La seconda stagione della scultura di Antonietta Raphaël

 

Per Raphaël, il dopoguerra non fu quella stagione felice che la fine di una lunga notte d’ansia – per lei, ebrea, ancor più gravida di minacce – avrebbe potuto significare. Paradossalmente, anzi, gli anni che vennero furono per Antonietta forse i più tormentati di una vita mai facile. Nel settembre del ’43 era tornata a Roma, con Mafai e le figlie, dal rifugio genovese, ove era stata a lungo costretta, sin dal ’39, dal montare minaccioso della persecuzione razziale. A Genova aveva potuto giovarsi della generosa solidarietà di Jesi e Della Ragione; e forse, proprio nei giorni più aspri del conflitto, aveva intravisto uno spazio di quiete. Ora, nuovamente a Roma, allontanati i fantasmi più cupi, sembrava aprirsi la speranza di una nuova normalità. Ma è un tempo breve; già nel corso del ’45 qualcosa la spinge di nuovo in Liguria, con la figlia minore. “Hai frastagliata la nostra casa in due …”, scriverà più tardi a Mario, ricordando i giorni di quell’ennesima separazione: della quale sente ora, oscuramente, l’irrevocabilità. Negli anni di guerra – un tempo, dunque, per ogni altra ragione difficile – Mafai le scriveva: “amerei soltanto avere vicino te”; e ancora: “il mio desiderio più forte è stare vicino a te e alle bambine …”.  Nascevano allora, contemporaneamente e certo non per caso, sculture pacificate. Immaginate serenamente, ripensando un canone antico, talvolta, come il Ritratto di Jesi. O accompagnate, quasi, da un sorriso: Mafai con il gatto, Mafai con i pennelli. Ora, d’improvviso, tutto sembrava cambiare.

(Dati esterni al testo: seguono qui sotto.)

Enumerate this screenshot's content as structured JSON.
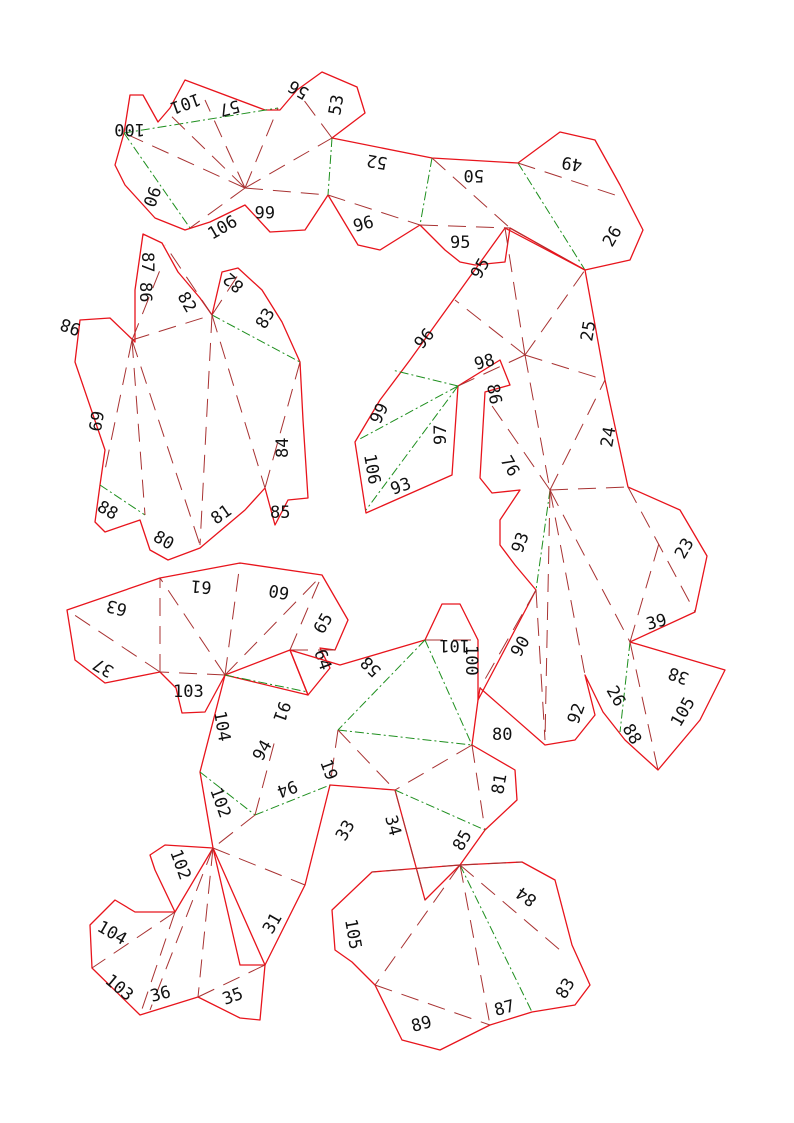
{
  "colors": {
    "cut_line": "#e8141c",
    "valley_fold": "#a83232",
    "mountain_fold": "#1e8f1e",
    "piece_fill": "#f2f2f2",
    "label_text": "#111111"
  },
  "pieces": [
    {
      "name": "piece-top-strip",
      "labels": [
        "100",
        "101",
        "57",
        "56",
        "53",
        "52",
        "50",
        "49",
        "90",
        "106",
        "66",
        "96",
        "95",
        "26"
      ]
    },
    {
      "name": "piece-upper-left",
      "labels": [
        "87",
        "86",
        "82",
        "82",
        "83",
        "98",
        "69",
        "84",
        "88",
        "81",
        "85",
        "80"
      ]
    },
    {
      "name": "piece-right-central",
      "labels": [
        "95",
        "96",
        "98",
        "86",
        "99",
        "97",
        "106",
        "93",
        "76",
        "25",
        "24",
        "93",
        "23",
        "39",
        "38",
        "105",
        "90",
        "26",
        "88",
        "92"
      ]
    },
    {
      "name": "piece-middle-left",
      "labels": [
        "63",
        "61",
        "60",
        "65",
        "37",
        "103",
        "64",
        "91",
        "104"
      ]
    },
    {
      "name": "piece-lower-center",
      "labels": [
        "101",
        "100",
        "58",
        "80",
        "19",
        "94",
        "94",
        "102",
        "33",
        "34",
        "81",
        "85"
      ]
    },
    {
      "name": "piece-bottom-left",
      "labels": [
        "102",
        "104",
        "31",
        "103",
        "36",
        "35"
      ]
    },
    {
      "name": "piece-bottom-right",
      "labels": [
        "105",
        "84",
        "83",
        "87",
        "89"
      ]
    }
  ]
}
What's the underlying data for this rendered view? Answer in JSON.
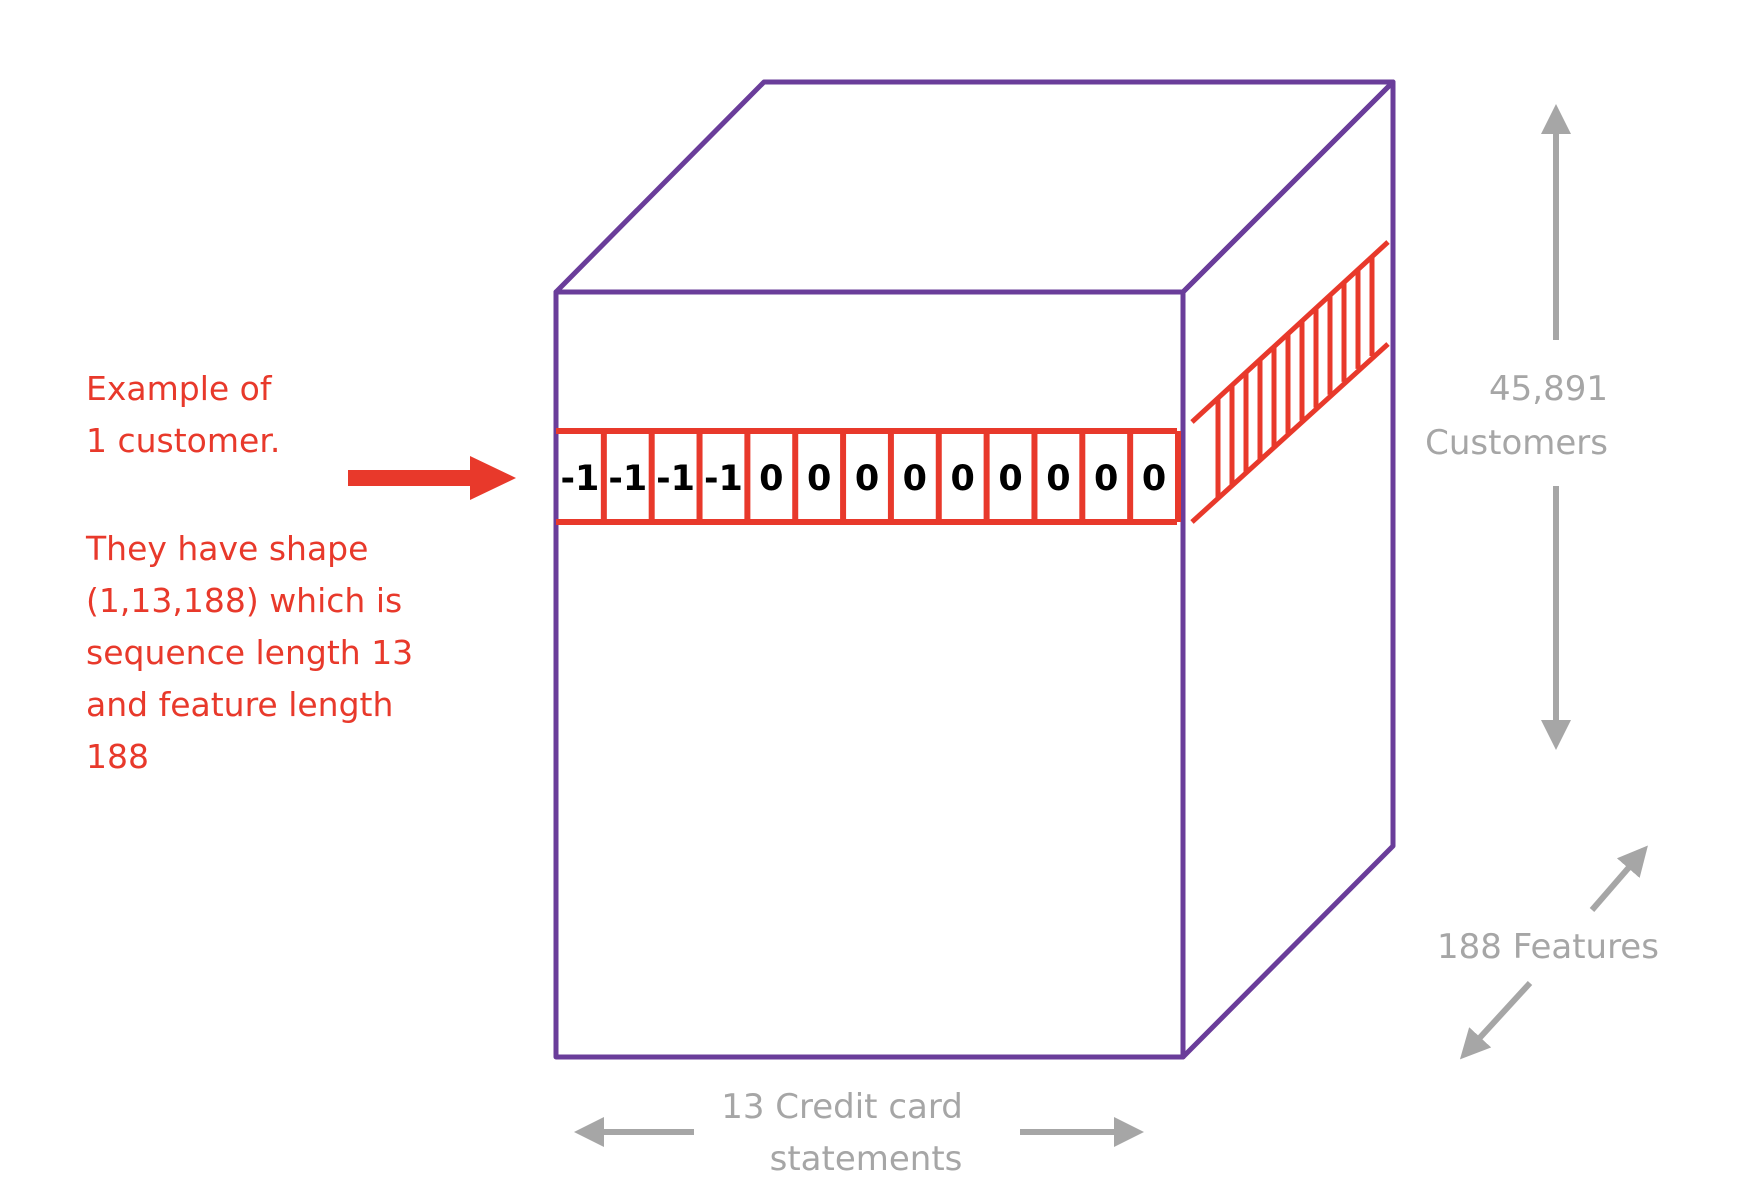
{
  "annotation": {
    "lines": [
      "Example of",
      "1 customer.",
      "",
      "They have shape",
      "(1,13,188) which is",
      "sequence length 13",
      "and feature length",
      "188"
    ]
  },
  "sequence_cells": [
    "-1",
    "-1",
    "-1",
    "-1",
    "0",
    "0",
    "0",
    "0",
    "0",
    "0",
    "0",
    "0",
    "0"
  ],
  "dimensions": {
    "customers": {
      "line1": "45,891",
      "line2": "Customers"
    },
    "features": {
      "label": "188 Features"
    },
    "statements": {
      "line1": "13 Credit card",
      "line2": "statements"
    }
  },
  "colors": {
    "cube_outline": "#6a3d9a",
    "highlight": "#e8392b",
    "dimension_text": "#a6a6a6"
  }
}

E di fronte alla nuova realtà, anche la scultura di Raphaël cambia. Lascia il suo ormai lungo passato, fatto – all’inizio – soprattutto di colti, pensosi riferimenti al classicismo severo di Maillol. Lascia quel modo che era stato il suo, di far lentamente affiorare alla pelle di levigata perfezione e politezza del gesso, della pietra o del bronzo i pensieri, i sentimenti e le emozioni raccolte nel grembo nascosto della figura. E s’abbandona a una foga del fare prima sconosciuta, che scende a corrompere d’impurità ciascuna delle più importanti figure di questo suo tempo. È una digitazione franta, adesso, che colpisce il gesso, poi il bronzo della Genesi del ’47 (la prima versione d’un tema poi lungamente ripercorso), che invierà alla Galleria Nazionale di Roma, in occasione di quella ‘Rassegna nazionale di arti figurative’ che tenne il posto, nel ’48, della V Quadriennale romana, sperandone un qualche riscontro critico, che non venne. È un bronzo sofferto, mutilo (ma, nel suo dramma apertamente confessato di materia ingovernata e quasi ciecamente aggregata, molto lontano dall’algido proposito di citare, attraverso la frammentazione, l’autorità dell’antico), sul quale la luce batte e crepita con improvvise accensioni, con sgarbati baleni. Valentino Martinelli – nel primo studio filologicamente attento e criticamente esaustivo che alla Raphaël fosse destinato: su “Commentari”, nel 1952 – ne vide il gesso, “che mostra sulla bianca superficie i colpi impetuosi della stecca e della mano, come in una Laveuse di Renoir” e la “materia sgorgata calda da un centro misterioso del mondo”, e di lì cresciuta su per le forme ottuse, grevi delle gambe massicce, del ventre gonfio, dei seni turgidi: una impietosa figura di madre che dalla terra trae linfa e vigore.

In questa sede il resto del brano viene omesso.